Nous travaillons tous les deux à temps plein. Comment devrions-nous diviser la maison?

Par le temps et l'énergie réellement disponibles, pas seulement par la tradition. Si vous gagnez ou étudiez tous les deux toute la journée, la charge domestique et sa planification doivent être véritablement partagées ou externalisées, et non ajoutées silencieusement à la soirée d’une seule personne.

Et si nous découvrions que nous voulons des choses très différentes ?

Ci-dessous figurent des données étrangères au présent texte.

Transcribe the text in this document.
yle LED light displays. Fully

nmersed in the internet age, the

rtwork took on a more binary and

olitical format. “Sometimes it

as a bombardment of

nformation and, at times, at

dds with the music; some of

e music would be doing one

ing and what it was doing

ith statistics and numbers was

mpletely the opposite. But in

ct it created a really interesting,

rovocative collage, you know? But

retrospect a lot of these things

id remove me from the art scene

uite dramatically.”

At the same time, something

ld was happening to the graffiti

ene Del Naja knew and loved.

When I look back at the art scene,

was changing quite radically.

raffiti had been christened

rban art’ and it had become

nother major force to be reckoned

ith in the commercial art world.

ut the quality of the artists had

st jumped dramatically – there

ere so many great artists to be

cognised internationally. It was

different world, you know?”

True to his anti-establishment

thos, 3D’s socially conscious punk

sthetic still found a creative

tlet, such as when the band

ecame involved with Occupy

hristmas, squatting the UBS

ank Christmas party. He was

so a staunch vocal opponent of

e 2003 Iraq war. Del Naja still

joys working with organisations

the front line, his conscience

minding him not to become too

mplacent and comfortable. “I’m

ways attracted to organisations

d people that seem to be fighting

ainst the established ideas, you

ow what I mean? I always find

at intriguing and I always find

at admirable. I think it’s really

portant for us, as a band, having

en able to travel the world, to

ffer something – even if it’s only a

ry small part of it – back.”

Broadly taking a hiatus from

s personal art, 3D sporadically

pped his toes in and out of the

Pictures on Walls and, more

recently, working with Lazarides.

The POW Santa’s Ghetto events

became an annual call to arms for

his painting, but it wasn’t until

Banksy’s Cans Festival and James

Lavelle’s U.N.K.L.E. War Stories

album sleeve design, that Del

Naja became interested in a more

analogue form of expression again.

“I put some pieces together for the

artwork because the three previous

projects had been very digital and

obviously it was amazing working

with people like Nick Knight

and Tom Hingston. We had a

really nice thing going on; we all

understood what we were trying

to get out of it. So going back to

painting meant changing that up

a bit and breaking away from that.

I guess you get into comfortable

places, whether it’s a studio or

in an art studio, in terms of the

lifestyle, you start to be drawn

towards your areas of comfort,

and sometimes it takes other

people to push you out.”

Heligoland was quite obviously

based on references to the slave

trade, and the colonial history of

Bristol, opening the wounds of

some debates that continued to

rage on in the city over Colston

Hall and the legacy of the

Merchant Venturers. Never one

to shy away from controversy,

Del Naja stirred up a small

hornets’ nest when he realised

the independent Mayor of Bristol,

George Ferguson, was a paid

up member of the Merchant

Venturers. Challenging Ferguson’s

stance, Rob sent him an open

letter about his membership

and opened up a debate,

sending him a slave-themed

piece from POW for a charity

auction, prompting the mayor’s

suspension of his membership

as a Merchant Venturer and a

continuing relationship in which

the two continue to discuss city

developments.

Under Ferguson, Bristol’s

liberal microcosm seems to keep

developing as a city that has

Voilà une information utile trouvée au bon moment. Certaines différences sont réalisables avec un plan clair ; un refus de partager une charge ou un mépris des besoins de l’autre est un signal plus sérieux qui mérite d’être pesé honnêtement avant de s’engager.

Sources et périmètre

  • Coran 4:19 demande aux époux de vivre ensemble dans la bonté et l'équité (bil-ma'ruf) ; la répartition détaillée des tâches est laissée à l'usage et à l'accord mutuel.
  • Les rapports selon lesquels le Prophète ﷺ l'aidait aux travaux ménagers sont largement cités ; pour une décision spécifique sur les obligations matrimoniales, consultez un universitaire qualifié plutôt que de supposer une seule norme culturelle.

Transformez votre bonne volonté en un plan que vous pouvez tous deux nommer

Un mariage se vit bien plus en soirées ordinaires qu'en grands gestes, et les couples qui protègent ces soirées sont généralement ceux qui ont parlé honnêtement du travail ennuyeux avant qu'il ne commence. Vous ne faites pas de difficulté en voulant savoir qui cuisine, qui fait le ménage et qui porte la planification en tête. Vous êtes juste envers vous deux.

Le meilleur moment pour avoir cette conversation est calmement, avant le nikah — le guide pour discuter des attentes sans en faire un entretien peut vous aider à bien l'élever. Pendant que vous le faites, continuez à vous séparer véritables facteurs de rupture par rapport aux préférences flexibles, et laissez la forme de la vie quotidienne à la maison vous informer les priorités que vous avez définies avant la recherche.